BEIJING (Reuters) - China’s military risks losing wars and bringing millennia of shame upon itself if it drags its heels on reform, the army’s official newspaper said on Friday, warning that modernization of the armed forces was behind that of advanced foreign counterparts.
President Xi Jinping unveiled a broad-brush outline of the reforms last month, seeking further streamlining of the command structure of the world’s largest armed forces, including job losses, to better enable it to win a modern war.
Xi is determined to modernize at the same time as China becomes more assertive in its territorial disputes in the East and South China Seas. China’s navy is investing in submarines and aircraft carriers, while the air force is developing stealth fighters.
The reforms, kicked off in September with Xi’s announcement he would cut service personnel by 300,000, have been controversial.
The military’s newspaper has published a series of commentaries warning of opposition to the reforms and worries about lost jobs.
In a lengthy commentary provided by the Chongqing military command, the People’s Liberation Army Daily said China had managed to narrow the gap with its peers in developed countries though existing reform programs.
“But, generally speaking, our military modernization level is not commensurate with the security needs of the world’s largest developing country and the gap with the world’s advanced militaries,” it said.
China has too many levels of command, “backward” combat effectiveness and too many layers of bureaucracy, the paper said.
“This directly impacts upon and constrains our military in trying to raise the ability to win battles,” it added.
History shows that only those who embrace change thrive, and “no change means falling behind and taking a beating”, the commentary said.

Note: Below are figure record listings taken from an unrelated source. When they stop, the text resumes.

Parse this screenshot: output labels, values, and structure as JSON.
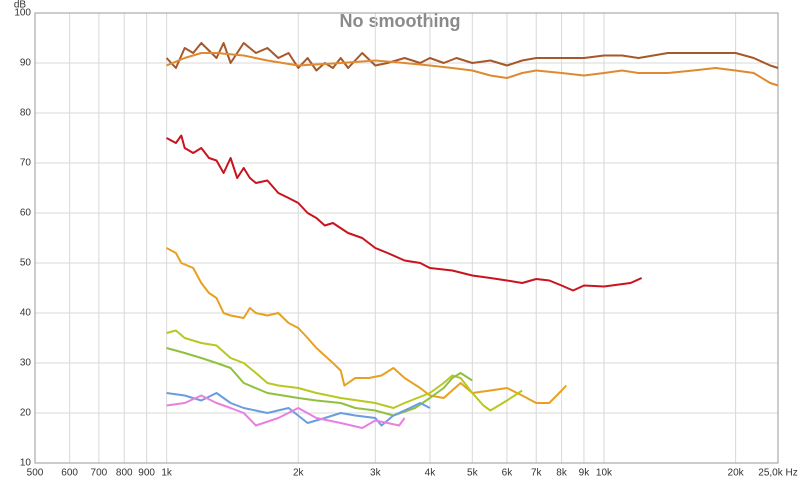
{
  "chart_data": {
    "type": "line",
    "title": "No smoothing",
    "y_label": "dB",
    "xscale": "log",
    "grid": true,
    "xlim": [
      500,
      25000
    ],
    "ylim": [
      10,
      100
    ],
    "xticks": [
      500,
      600,
      700,
      800,
      900,
      {
        "value": 1000,
        "label": "1k"
      },
      {
        "value": 2000,
        "label": "2k"
      },
      {
        "value": 3000,
        "label": "3k"
      },
      {
        "value": 4000,
        "label": "4k"
      },
      {
        "value": 5000,
        "label": "5k"
      },
      {
        "value": 6000,
        "label": "6k"
      },
      {
        "value": 7000,
        "label": "7k"
      },
      {
        "value": 8000,
        "label": "8k"
      },
      {
        "value": 9000,
        "label": "9k"
      },
      {
        "value": 10000,
        "label": "10k"
      },
      {
        "value": 20000,
        "label": "20k"
      },
      {
        "value": 25000,
        "label": "25,0k Hz"
      }
    ],
    "yticks": [
      10,
      20,
      30,
      40,
      50,
      60,
      70,
      80,
      90,
      100
    ],
    "series": [
      {
        "color": "#a6582a",
        "x": [
          1000,
          1050,
          1100,
          1150,
          1200,
          1300,
          1350,
          1400,
          1500,
          1600,
          1700,
          1800,
          1900,
          2000,
          2100,
          2200,
          2300,
          2400,
          2500,
          2600,
          2800,
          3000,
          3200,
          3500,
          3800,
          4000,
          4300,
          4600,
          5000,
          5500,
          6000,
          6500,
          7000,
          8000,
          9000,
          10000,
          11000,
          12000,
          14000,
          16000,
          18000,
          20000,
          22000,
          24000,
          25000
        ],
        "values": [
          91,
          89,
          93,
          92,
          94,
          91,
          94,
          90,
          94,
          92,
          93,
          91,
          92,
          89,
          91,
          88.5,
          90,
          89,
          91,
          89,
          92,
          89.5,
          90,
          91,
          90,
          91,
          90,
          91,
          90,
          90.5,
          89.5,
          90.5,
          91,
          91,
          91,
          91.5,
          91.5,
          91,
          92,
          92,
          92,
          92,
          91,
          89.5,
          89
        ]
      },
      {
        "color": "#df8a30",
        "x": [
          1000,
          1100,
          1200,
          1300,
          1500,
          1700,
          2000,
          2500,
          3000,
          3500,
          4000,
          4500,
          5000,
          5500,
          6000,
          6500,
          7000,
          8000,
          9000,
          10000,
          11000,
          12000,
          14000,
          16000,
          18000,
          20000,
          22000,
          24000,
          25000
        ],
        "values": [
          89.5,
          91,
          92,
          92,
          91.5,
          90.5,
          89.5,
          90,
          90.5,
          90,
          89.5,
          89,
          88.5,
          87.5,
          87,
          88,
          88.5,
          88,
          87.5,
          88,
          88.5,
          88,
          88,
          88.5,
          89,
          88.5,
          88,
          86,
          85.5
        ]
      },
      {
        "color": "#c8141e",
        "x": [
          1000,
          1050,
          1080,
          1100,
          1150,
          1200,
          1250,
          1300,
          1350,
          1400,
          1450,
          1500,
          1550,
          1600,
          1700,
          1800,
          1900,
          2000,
          2100,
          2200,
          2300,
          2400,
          2600,
          2800,
          3000,
          3200,
          3500,
          3800,
          4000,
          4500,
          5000,
          5500,
          6000,
          6500,
          7000,
          7500,
          8000,
          8500,
          9000,
          10000,
          11500,
          12200
        ],
        "values": [
          75,
          74,
          75.5,
          73,
          72,
          73,
          71,
          70.5,
          68,
          71,
          67,
          69,
          67,
          66,
          66.5,
          64,
          63,
          62,
          60,
          59,
          57.5,
          58,
          56,
          55,
          53,
          52,
          50.5,
          50,
          49,
          48.5,
          47.5,
          47,
          46.5,
          46,
          46.8,
          46.5,
          45.5,
          44.5,
          45.5,
          45.3,
          46,
          47
        ]
      },
      {
        "color": "#e8a020",
        "x": [
          1000,
          1050,
          1080,
          1150,
          1200,
          1250,
          1300,
          1350,
          1400,
          1500,
          1550,
          1600,
          1700,
          1800,
          1900,
          2000,
          2100,
          2200,
          2400,
          2500,
          2550,
          2700,
          2900,
          3100,
          3300,
          3500,
          3800,
          4000,
          4300,
          4700,
          5000,
          5500,
          6000,
          6500,
          7000,
          7500,
          8000,
          8200
        ],
        "values": [
          53,
          52,
          50,
          49,
          46,
          44,
          43,
          40,
          39.5,
          39,
          41,
          40,
          39.5,
          40,
          38,
          37,
          35,
          33,
          30,
          28.5,
          25.5,
          27,
          27,
          27.5,
          29,
          27,
          25,
          23.5,
          23,
          26,
          24,
          24.5,
          25,
          23.5,
          22,
          22,
          24.5,
          25.5
        ]
      },
      {
        "color": "#b8c820",
        "x": [
          1000,
          1050,
          1100,
          1200,
          1300,
          1400,
          1500,
          1600,
          1700,
          1800,
          2000,
          2200,
          2500,
          3000,
          3300,
          3500,
          4000,
          4300,
          4500,
          4700,
          5000,
          5300,
          5500,
          6000,
          6500
        ],
        "values": [
          36,
          36.5,
          35,
          34,
          33.5,
          31,
          30,
          28,
          26,
          25.5,
          25,
          24,
          23,
          22,
          21,
          22,
          24,
          26,
          27.5,
          27,
          24,
          21.5,
          20.5,
          22.5,
          24.5
        ]
      },
      {
        "color": "#90c040",
        "x": [
          1000,
          1100,
          1200,
          1300,
          1400,
          1500,
          1700,
          2000,
          2200,
          2500,
          2700,
          3000,
          3300,
          3700,
          4000,
          4300,
          4500,
          4700,
          5000
        ],
        "values": [
          33,
          32,
          31,
          30,
          29,
          26,
          24,
          23,
          22.5,
          22,
          21,
          20.5,
          19.5,
          21,
          23,
          25,
          27,
          28,
          26.5
        ]
      },
      {
        "color": "#6a9de0",
        "x": [
          1000,
          1100,
          1200,
          1300,
          1400,
          1500,
          1700,
          1900,
          2100,
          2300,
          2500,
          2700,
          3000,
          3100,
          3300,
          3600,
          3800,
          4000
        ],
        "values": [
          24,
          23.5,
          22.5,
          24,
          22,
          21,
          20,
          21,
          18,
          19,
          20,
          19.5,
          19,
          17.5,
          19.5,
          21,
          22,
          21
        ]
      },
      {
        "color": "#e880e0",
        "x": [
          1000,
          1100,
          1200,
          1300,
          1400,
          1500,
          1600,
          1800,
          2000,
          2200,
          2500,
          2800,
          3000,
          3200,
          3400,
          3500
        ],
        "values": [
          21.5,
          22,
          23.5,
          22,
          21,
          20,
          17.5,
          19,
          21,
          19,
          18,
          17,
          18.5,
          18,
          17.5,
          19
        ]
      }
    ]
  }
}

“Looking at the situation broadly, whether the armed forces bring glory or disgrace ultimately rests on the basis of the country’s power and military’s strength,” it added.
“If there is no reform, once something happens and the armed forces cannot win, then they will be condemned through the ages.”
There was no room for standing on the sidelines or prevarication, and those who spread “lies and slander” about the reform process must be firmly rejected, it added.
Xi’s reforms include establishing a joint operational command structure by 2020 and rejigging existing military regions, as well as cutting troop numbers, to make the armed forces more streamlined and efficient.
On Monday, the same paper told high-ranking officers to hold their tongues about concerns over military reform and lead from the front to ensure the rank and file are on board.